Let $(C, \partial), (C',\partial')$ be two chain complexes, and $f: C \rightarrow C'$ be a chain map. In general we know that if $f$ is zero-homotopic (i.e. $\exists$ a collection of maps $s_k: C_k \rightarrow C_{k+1}'$ with $f_k = \partial' s_{k} + s_{k-1}\partial$), then $f$ induces the zero map on homology. I think the converse is in general false. But I was able to prove the following:
If $C$ is a free complex, $C'$ is exact and both complexes are zero in degree $< 0$, then every chain map which induces the zero map on homology is in fact zero-homotopic.

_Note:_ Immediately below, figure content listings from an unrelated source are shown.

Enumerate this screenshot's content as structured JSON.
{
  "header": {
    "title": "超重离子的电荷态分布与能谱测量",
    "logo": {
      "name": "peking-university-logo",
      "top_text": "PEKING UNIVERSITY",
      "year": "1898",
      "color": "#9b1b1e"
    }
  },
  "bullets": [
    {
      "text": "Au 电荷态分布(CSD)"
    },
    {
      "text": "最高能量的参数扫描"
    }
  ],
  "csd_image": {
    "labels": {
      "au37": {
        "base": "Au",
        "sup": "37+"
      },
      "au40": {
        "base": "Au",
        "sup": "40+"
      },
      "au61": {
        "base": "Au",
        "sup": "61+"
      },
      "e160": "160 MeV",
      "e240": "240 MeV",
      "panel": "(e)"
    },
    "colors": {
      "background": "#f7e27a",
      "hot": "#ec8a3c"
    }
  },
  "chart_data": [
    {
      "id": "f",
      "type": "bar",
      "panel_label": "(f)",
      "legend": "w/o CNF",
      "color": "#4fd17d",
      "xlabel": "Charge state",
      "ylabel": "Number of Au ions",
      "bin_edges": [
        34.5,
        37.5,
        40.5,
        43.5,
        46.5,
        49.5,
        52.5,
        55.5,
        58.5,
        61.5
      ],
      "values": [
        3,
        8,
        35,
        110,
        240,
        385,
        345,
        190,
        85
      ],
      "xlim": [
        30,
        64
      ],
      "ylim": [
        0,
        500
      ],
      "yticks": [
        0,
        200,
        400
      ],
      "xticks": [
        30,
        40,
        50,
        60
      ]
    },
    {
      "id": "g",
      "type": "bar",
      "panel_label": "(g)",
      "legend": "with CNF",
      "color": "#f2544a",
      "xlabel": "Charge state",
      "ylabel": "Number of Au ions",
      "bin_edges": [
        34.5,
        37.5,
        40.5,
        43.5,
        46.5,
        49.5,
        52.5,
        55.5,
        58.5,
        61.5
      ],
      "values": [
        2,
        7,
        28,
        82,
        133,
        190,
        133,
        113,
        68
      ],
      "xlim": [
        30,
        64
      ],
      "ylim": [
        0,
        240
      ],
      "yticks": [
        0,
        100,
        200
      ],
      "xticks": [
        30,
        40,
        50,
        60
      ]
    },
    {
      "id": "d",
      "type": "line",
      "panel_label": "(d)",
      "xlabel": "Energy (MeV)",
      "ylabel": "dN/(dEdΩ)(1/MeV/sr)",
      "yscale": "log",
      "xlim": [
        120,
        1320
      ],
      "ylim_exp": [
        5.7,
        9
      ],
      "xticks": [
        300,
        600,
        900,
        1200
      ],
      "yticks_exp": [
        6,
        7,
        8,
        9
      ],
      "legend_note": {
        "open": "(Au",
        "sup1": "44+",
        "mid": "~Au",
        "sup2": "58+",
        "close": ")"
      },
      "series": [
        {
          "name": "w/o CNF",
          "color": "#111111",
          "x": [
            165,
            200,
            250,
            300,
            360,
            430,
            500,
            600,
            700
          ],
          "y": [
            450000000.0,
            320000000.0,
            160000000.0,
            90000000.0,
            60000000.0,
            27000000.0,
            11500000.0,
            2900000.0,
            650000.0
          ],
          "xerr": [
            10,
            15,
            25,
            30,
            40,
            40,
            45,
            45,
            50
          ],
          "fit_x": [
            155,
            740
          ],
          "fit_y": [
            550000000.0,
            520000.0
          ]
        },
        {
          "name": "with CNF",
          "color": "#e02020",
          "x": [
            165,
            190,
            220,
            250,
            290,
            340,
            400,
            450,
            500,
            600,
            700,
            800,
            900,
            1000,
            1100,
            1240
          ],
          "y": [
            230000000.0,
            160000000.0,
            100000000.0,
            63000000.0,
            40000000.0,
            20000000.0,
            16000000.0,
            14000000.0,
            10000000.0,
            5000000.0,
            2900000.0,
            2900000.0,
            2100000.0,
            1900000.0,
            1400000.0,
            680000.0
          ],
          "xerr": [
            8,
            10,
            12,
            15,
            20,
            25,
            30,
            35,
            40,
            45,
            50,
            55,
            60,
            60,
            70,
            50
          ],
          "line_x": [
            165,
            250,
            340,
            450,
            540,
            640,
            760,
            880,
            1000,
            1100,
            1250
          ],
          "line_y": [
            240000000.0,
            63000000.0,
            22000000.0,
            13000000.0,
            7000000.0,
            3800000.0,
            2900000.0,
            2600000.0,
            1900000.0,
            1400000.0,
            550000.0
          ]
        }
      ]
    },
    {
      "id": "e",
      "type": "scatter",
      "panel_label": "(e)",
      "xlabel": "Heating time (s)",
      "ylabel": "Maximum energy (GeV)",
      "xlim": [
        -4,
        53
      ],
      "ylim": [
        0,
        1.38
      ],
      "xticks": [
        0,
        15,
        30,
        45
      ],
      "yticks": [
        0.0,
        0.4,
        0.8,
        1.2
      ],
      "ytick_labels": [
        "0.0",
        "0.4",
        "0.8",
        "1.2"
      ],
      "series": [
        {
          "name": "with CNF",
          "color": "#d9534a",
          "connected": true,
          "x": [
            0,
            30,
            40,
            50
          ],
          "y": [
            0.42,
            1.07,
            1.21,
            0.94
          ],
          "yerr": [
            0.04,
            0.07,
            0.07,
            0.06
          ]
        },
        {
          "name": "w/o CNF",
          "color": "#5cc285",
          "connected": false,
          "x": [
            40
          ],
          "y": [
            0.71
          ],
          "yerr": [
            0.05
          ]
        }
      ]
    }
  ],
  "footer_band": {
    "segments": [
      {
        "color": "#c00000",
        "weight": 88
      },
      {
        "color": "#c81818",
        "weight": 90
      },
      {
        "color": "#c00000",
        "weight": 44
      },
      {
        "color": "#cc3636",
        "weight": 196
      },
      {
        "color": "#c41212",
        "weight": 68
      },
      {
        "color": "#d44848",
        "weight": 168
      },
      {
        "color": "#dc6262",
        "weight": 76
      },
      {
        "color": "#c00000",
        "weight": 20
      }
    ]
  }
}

Proof We construct the $s_k$ inductively. First let $k=0$. Because $C'$ is exact and $C'_{-1} = 0$ we know that $\partial_1: C'_1 \rightarrow C'_0$ is surjective. If $\{b_i\}$ is a basis of $C_0$, we may just choose preimages $c_i \in C_1'$ for each $f(b_i)$, and define $s_0(b_i) := c_i$.
Now let $k > 0$ and suppose for $j < k$ we already have defined $s_j$. To define $s_k$, consider the map $g := f_k - \partial_k' s_{k-1}$. To choose preimages of $g(b_i)$ we need to show that $g(C_k) \subset \text{im}(\partial'_{k+1}) = \text{ker}(\partial'_k)$. But
\begin{align} \partial'_k g &= \partial_k' f - \partial_k' s_{k-1} \partial_k = \partial'_kf - \partial'_k s_{k-1} \partial_{k} \\ &= \partial'_kf - (f_{k-1} - s_{k-2}\partial_{k-1})\partial_k \\&= \partial'_kf_k - f_{k-1} \partial_{k} = 0 \end{align}
My questions are:
- Is my reasoning correct?
- Can some of the hypothesis be weakened?